Due to the greed of the looting Hungarians and the Cumans, Rudolf soon sent the Hungarian army home. Of course, he was not stingy with words of praise, as we can read in his letter to King Ladislaus: ‘Language cannot tell, pen cannot describe our infinite joy that you have risen so generously and with such might against our common enemy. For which, praising God, we express to your royal majesty the greatest gratitude we can…’[5]
In the Hungarian historical tradition, it was chronicler Simon of Kéza who created an unparalleled memorial to the battle. Pieces of the loots of war, flags, and shields with coats of arms were a reminder of the victory in Fehérvár (Székesfehérvár today) for a long time, probably until the destruction of the basilica in Fehérvár by the Turks. As recorded by Simon of Kéza: ‘To enshrine the memory of King Ladislas’s singularly glorious and triumphant victory and to the everlasting shame and disgrace of the Czechs, Poles, and Moravians, their shields and banners remain hanging for all time on the wall of the church at Székesfehérvár, the royal seat and throne of Hungary.’[6]

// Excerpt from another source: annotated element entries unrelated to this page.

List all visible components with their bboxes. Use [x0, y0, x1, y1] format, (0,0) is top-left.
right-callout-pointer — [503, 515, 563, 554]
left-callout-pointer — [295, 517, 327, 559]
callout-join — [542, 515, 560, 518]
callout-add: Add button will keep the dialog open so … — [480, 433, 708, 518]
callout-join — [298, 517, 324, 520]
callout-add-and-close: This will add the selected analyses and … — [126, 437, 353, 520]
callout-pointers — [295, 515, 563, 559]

As a result of the Battle on the Marchfeld,
the Czech–Moravian Empire, which had been a constant threat to the Hungarians, fell apart, only to be replaced by an even more powerful Habsburg Empire.
It is true that the throne was not inherited by the Habsburgs after Rudolf’s death, but it was regained again with Hungarian help in 1298. The valour of the Hungarian soldiers was the pledge of the empire from its very birth, and remained so for centuries in its later history, until 1918.
[1] József Breit (Bánlaky), A magyar nemzet hadtörténelme, Vol. 6, Budapest, 1931. (https://www.arcanum.com/hu/online-kiadvanyok/Banlaky-banlaky-jozsef-a-magyar-nemzet-hadtortenelme-2/6-a-tatarjaras-utani-hadjaratok-az-arpadhaz-kihaltaig-12421300-BC6/iii-iv-vagy-kun-laszlo-haborui-D17/2-a-durnkruti-csata-1278-augusztus-26-an-D96/, accessed 5 August 2024.)
[2] Jörg K. Hoensch, Premysl Otakar II. von Böhmen, Der goldene König, Graz–Vienna–Köln, 1989, pp. 245–250.
[3] Martin Clauss, ‘Battle of Dürnkrut’, in Clifford J. Rogers (ed.), The Oxford Encyclopedia of Medieval Warfare and Military Technology, Vol. 1, Oxford, 2010, pp. 552–554.
[4] ‘Monumenta Germaniae Historica Scriptores’, Deutsche Chroniken, Vol. 5, No. 1, Hannover, 1890, p. 215.
[5] Johann Christian Engel, ‘Geschichte des Königreichs Ungarn’, Vol. 1, Vorzeit. Arpadische Könige, Zwischenreich bis 1309, Tübingen, 1811, p. 324.
[6] Simon of Kéza, Gesta Hungarorum/The Deeds of the Hungarians, László Veszprémy and Frank Schaer (ed. and trans.), Budapest, 1999, p. 155.